La Cnil veut passer à la vitesse supérieure
Face à cette situation, la Cnil estime que la pédagogie ne suffit plus. Le régulateur français veut désormais adopter une ligne beaucoup plus ferme. En 2026, 50 % des contrôles de la Cnil porteront sur la cybersécurité, contre 30 % l’année précédente. Les grandes bases de données, publiques comme privées, seront particulièrement surveillées. Le message est clair : les entreprises qui négligent la protection des données devront s’attendre à des sanctions plus importantes.
Le précédent Free reste dans toutes les têtes.
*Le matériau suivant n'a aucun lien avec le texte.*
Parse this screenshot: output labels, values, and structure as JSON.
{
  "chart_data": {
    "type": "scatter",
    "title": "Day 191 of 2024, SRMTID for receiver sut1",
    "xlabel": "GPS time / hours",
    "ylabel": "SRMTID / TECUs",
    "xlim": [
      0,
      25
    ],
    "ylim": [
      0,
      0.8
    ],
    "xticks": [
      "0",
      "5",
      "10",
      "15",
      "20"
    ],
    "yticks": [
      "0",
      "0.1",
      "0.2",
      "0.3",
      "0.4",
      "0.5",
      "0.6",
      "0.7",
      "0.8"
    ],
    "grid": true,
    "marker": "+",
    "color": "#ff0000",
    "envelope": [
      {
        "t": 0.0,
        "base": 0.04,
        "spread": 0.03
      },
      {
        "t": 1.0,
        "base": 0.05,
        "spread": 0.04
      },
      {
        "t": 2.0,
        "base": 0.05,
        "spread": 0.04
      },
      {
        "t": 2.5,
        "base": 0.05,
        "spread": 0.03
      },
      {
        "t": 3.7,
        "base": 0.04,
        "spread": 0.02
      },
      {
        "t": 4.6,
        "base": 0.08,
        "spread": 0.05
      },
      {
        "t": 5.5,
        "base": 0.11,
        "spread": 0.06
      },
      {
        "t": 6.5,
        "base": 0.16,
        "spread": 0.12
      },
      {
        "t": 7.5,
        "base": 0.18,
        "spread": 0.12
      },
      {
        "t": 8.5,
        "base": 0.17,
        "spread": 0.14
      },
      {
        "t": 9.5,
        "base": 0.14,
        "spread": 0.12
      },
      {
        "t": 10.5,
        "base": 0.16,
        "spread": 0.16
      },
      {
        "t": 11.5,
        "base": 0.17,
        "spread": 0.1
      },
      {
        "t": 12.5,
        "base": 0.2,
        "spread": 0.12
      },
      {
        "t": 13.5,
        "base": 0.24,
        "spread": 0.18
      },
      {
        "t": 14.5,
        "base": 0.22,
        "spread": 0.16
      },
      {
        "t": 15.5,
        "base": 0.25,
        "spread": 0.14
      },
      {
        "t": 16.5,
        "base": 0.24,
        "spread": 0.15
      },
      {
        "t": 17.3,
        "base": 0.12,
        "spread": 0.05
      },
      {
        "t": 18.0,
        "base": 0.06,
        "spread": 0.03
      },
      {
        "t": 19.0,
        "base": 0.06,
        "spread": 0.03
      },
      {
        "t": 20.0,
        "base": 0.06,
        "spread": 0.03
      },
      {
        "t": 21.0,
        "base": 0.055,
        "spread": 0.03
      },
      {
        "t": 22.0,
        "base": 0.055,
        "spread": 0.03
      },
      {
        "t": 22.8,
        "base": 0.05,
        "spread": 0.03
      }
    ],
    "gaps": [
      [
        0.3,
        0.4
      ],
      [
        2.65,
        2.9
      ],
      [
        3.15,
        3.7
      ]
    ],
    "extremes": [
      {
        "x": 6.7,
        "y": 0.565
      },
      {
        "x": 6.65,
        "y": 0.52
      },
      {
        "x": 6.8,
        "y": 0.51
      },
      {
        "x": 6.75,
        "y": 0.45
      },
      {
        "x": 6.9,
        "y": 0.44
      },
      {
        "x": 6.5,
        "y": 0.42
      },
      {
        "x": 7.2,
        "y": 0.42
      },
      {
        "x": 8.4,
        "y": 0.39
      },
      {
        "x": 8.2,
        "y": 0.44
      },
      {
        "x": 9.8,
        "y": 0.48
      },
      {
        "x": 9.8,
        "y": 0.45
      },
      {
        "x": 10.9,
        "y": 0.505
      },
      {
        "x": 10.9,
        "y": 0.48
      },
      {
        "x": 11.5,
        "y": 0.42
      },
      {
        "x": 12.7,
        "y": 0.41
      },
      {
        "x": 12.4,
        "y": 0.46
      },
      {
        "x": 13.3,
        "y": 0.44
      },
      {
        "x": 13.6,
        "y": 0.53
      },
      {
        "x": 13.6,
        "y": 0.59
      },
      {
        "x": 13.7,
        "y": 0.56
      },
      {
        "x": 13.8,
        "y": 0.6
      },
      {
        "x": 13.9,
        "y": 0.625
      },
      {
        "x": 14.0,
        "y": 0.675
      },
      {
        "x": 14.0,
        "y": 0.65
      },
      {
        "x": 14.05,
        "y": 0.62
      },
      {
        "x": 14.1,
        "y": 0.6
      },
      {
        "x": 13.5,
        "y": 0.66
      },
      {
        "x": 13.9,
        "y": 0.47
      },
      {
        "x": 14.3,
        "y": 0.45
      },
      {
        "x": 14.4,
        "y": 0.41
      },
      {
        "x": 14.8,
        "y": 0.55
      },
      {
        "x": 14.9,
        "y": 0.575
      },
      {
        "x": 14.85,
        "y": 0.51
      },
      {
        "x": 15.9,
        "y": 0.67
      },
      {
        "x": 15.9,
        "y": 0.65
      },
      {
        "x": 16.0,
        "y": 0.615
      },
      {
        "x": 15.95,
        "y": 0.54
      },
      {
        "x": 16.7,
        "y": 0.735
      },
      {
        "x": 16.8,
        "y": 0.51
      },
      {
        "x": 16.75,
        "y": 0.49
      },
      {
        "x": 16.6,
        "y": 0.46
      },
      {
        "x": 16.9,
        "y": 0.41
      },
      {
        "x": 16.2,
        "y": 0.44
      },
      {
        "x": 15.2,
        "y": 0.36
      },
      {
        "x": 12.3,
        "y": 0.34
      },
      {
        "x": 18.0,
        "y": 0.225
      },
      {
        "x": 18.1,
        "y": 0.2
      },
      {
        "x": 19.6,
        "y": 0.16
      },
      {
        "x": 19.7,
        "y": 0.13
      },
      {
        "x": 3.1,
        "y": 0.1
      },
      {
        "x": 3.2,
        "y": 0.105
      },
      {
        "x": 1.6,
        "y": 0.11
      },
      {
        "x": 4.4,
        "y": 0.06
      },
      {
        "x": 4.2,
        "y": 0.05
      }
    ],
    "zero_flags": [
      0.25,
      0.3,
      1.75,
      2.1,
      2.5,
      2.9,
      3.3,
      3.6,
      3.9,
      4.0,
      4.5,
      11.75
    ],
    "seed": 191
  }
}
En janvier dernier, la Cnil avait infligé une amende record de 27 millions d’euros à Free Mobile et de 15 millions d’euros à Free après un piratage ayant touché plus de 24 millions de contrats. Iliad avait dénoncé une « sévérité inédite », mais la Cnil avait justifié cette sanction par l’ampleur exceptionnelle des conséquences potentielles.
Les futures sanctions pourraient encore grimper. En théorie, les amendes peuvent atteindre jusqu’à 10 millions d’euros ou 2 % du chiffre d’affaires annuel mondial. « De nombreuses procédures sont en cours », indique Victor Nicolle, directeur des contrôles et des sanctions de la Cnil, notamment contre des collectivités territoriales et des organismes manipulant d’importants volumes de données.
Pour la Cnil, le problème reste avant tout un manque d’“hygiène numérique” dans de nombreuses structures. Failles de sécurité connues, protections insuffisantes ou mauvaises pratiques internes restent très fréquentes. Le régulateur estime cependant que la peur des sanctions fonctionne. Selon Victor Nicolle, les précédentes campagnes de contrôle sur les cookies publicitaires ou les protocoles HTTPS ont déjà poussé de nombreux acteurs à se mettre en conformité.
Cette pression réglementaire devrait encore augmenter avec la future transposition française de la directive européenne NIS 2. Ce texte, attendu depuis plus d’un an au Parlement dans le cadre du projet de loi Résilience, doit renforcer les obligations de cybersécurité d’environ 15 000 entreprises françaises supplémentaires. Reste une question : la Cnil aura-t-elle les moyens de suivre ? En 2025, l’autorité comptait seulement 303 agents pour surveiller un nombre de violations qui explose année après année.